Isso não significa que os estoicos fossem necessariamente otimistas. Uma caracterização mais precisa seria realista. Uma das maneiras pelas quais os estoicos procuraram restaurar a objetividade de sua visão de mundo foi por meio de uma prática chamada de expressões de desprezo. Este exercício envolve reconhecer os aspectos do mundo pelo que eles são, e não pelo que percebemos que eles são, ou, como Marco Aurélio observou, "arrancar a lenda que os incrustou". Por exemplo, um bife suculento nada mais é que uma vaca morta, as fronteiras estaduais são invisíveis, as linhas arbitrárias e as bebidas alcoólicas são simplesmente etanol revestido de açúcar.

Por que os estoicos fariam isso? Porque, ao exagerar na glamourização do mundo material, aumentamos nosso risco de sermos consumidos por ele. E se há uma lição que a civilização ocidental pode se beneficiar com o estoicismo, é que a felicidade não se encontra no mundo material. Além disso, praticando expressões de desdém, os estoicos descobriram que podiam manter o ego sob controle enquanto tornavam os maus hábitos menos atraentes. Isso os ajudou a se libertar de vários vícios e deixar sua verdadeira beleza brilhar.

Outra maneira pela qual os estoicos procuraram desenvolver uma virtude como a temperança era limitar ou abster-se do consumo de álcool. Embora os estoicos considerassem uma variedade de prazeres indiferentes preferidos, eles possuíam prazeres que compensavam nossa capacidade de raciocinar com um certo nível de desprezo. Como afirma Epicteto:

“É uma marca de falta de intelecto gastar muito tempo em coisas relacionadas ao corpo, como ser desmedido em exercícios, em comer e beber, e no desempenho de outras funções animais. Essas coisas devem ser feitas incidentalmente e nossa principal força deve ser aplicada à nossa razão.”

A razão é o que insere significado moral em nossas ações. Ações que carecem de razões carecem de intenções e ações que carecem de intenções carecem de significado moral. Há uma distinção moral entre derrubar intencionalmente o vidro de alguém e não intencionalmente derrubar o vidro de alguém. Visto que beber prejudica a capacidade de raciocinar, não deveria ser surpresa que os estoicos desdenhassem ficar bêbados. A cada gole de álcool ganho, nosso caráter moral se perde.

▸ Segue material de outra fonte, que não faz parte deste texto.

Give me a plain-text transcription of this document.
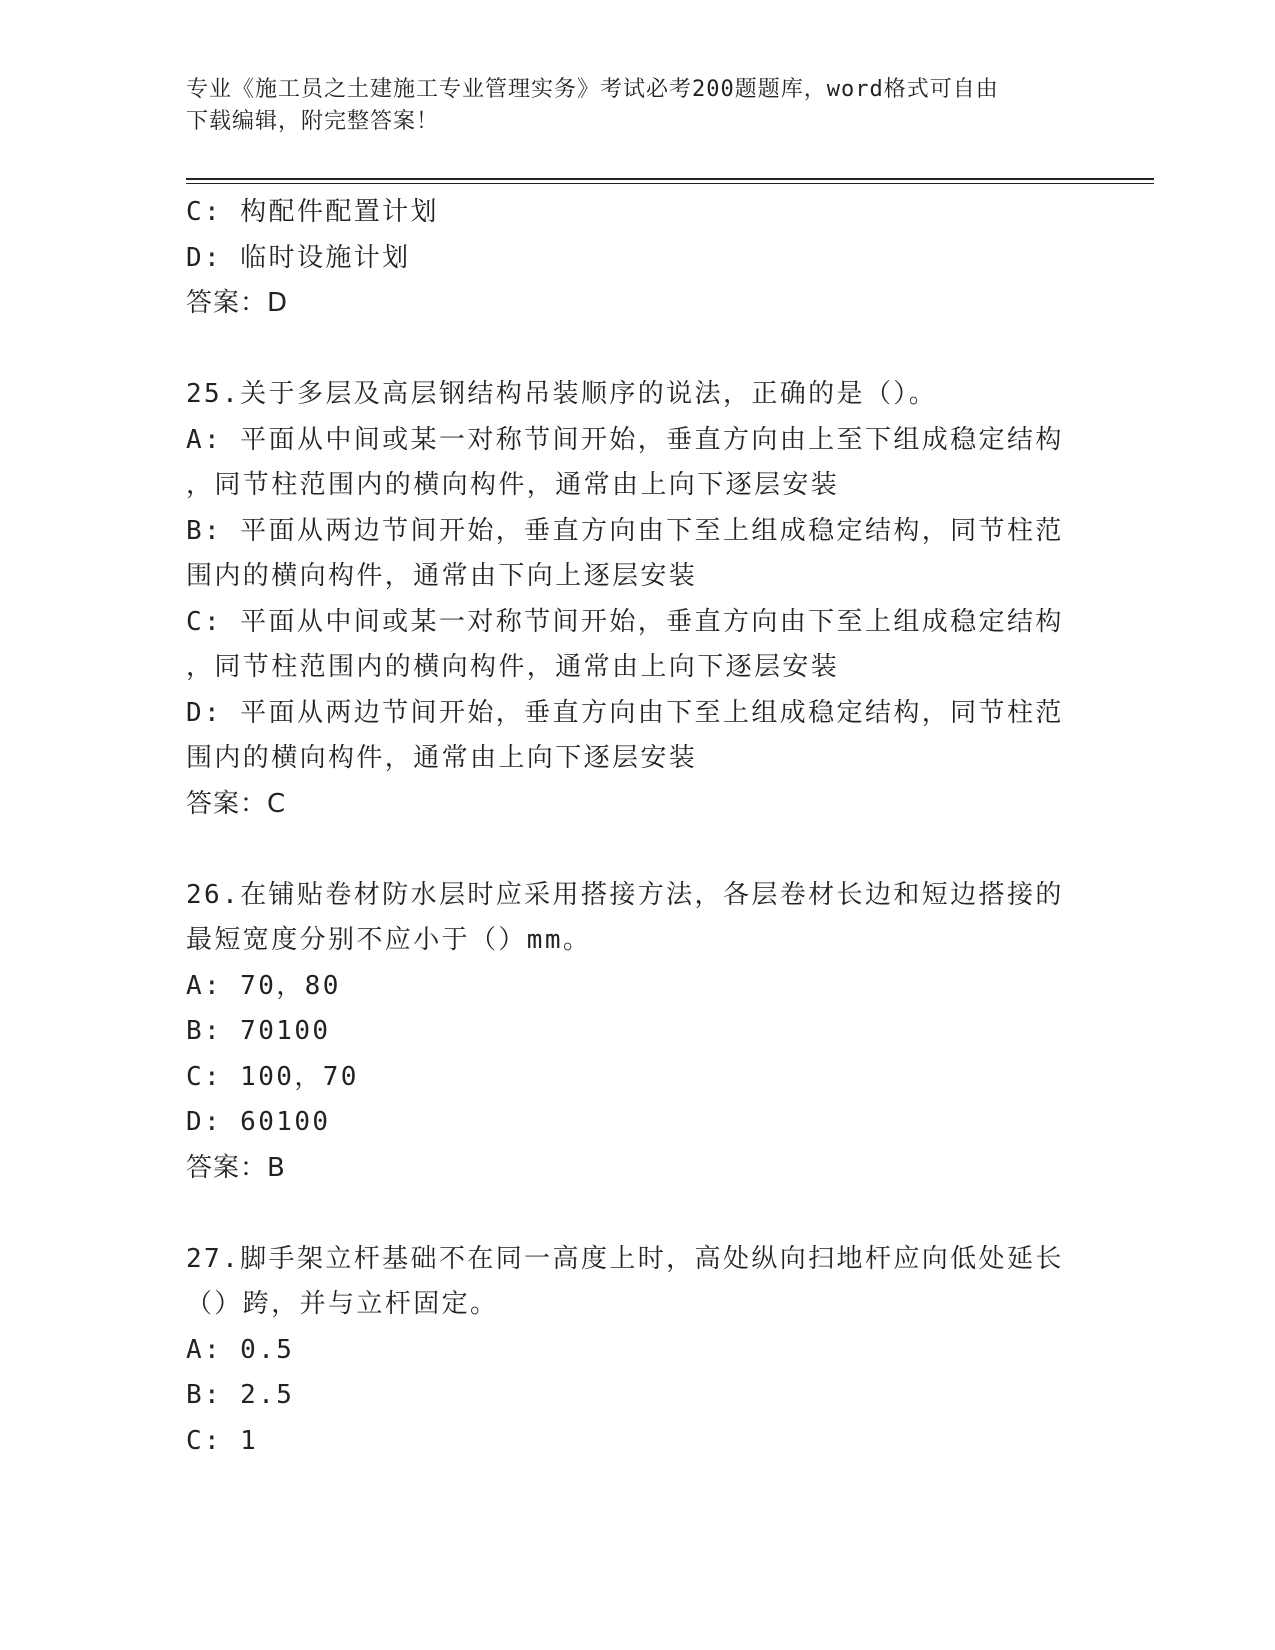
专业《施工员之土建施工专业管理实务》考试必考200题题库，word格式可自由
下载编辑，附完整答案！
C: 构配件配置计划
D: 临时设施计划
答案：D
25.关于多层及高层钢结构吊装顺序的说法，正确的是（）。
A: 平面从中间或某一对称节间开始，垂直方向由上至下组成稳定结构
，同节柱范围内的横向构件，通常由上向下逐层安装
B: 平面从两边节间开始，垂直方向由下至上组成稳定结构，同节柱范
围内的横向构件，通常由下向上逐层安装
C: 平面从中间或某一对称节间开始，垂直方向由下至上组成稳定结构
，同节柱范围内的横向构件，通常由上向下逐层安装
D: 平面从两边节间开始，垂直方向由下至上组成稳定结构，同节柱范
围内的横向构件，通常由上向下逐层安装
答案：C
26.在铺贴卷材防水层时应采用搭接方法，各层卷材长边和短边搭接的
最短宽度分别不应小于（）mm。
A: 70，80
B: 70100
C: 100，70
D: 60100
答案：B
27.脚手架立杆基础不在同一高度上时，高处纵向扫地杆应向低处延长
（）跨，并与立杆固定。
A: 0.5
B: 2.5
C: 1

Portanto, acredite nos estoicos: a beleza não está nos olhos de quem vê, nem é uma qualidade que sobrevive misteriosamente em certos objetos ou pessoas. Em vez disso, é o resultado final de uma pessoa exalando as quatro virtudes cardeais por meio de um processo de tentativa e erro. Assim, o bom e o belo, longe de serem polos opostos, são duas facetas de uma mesma vida bem vivida.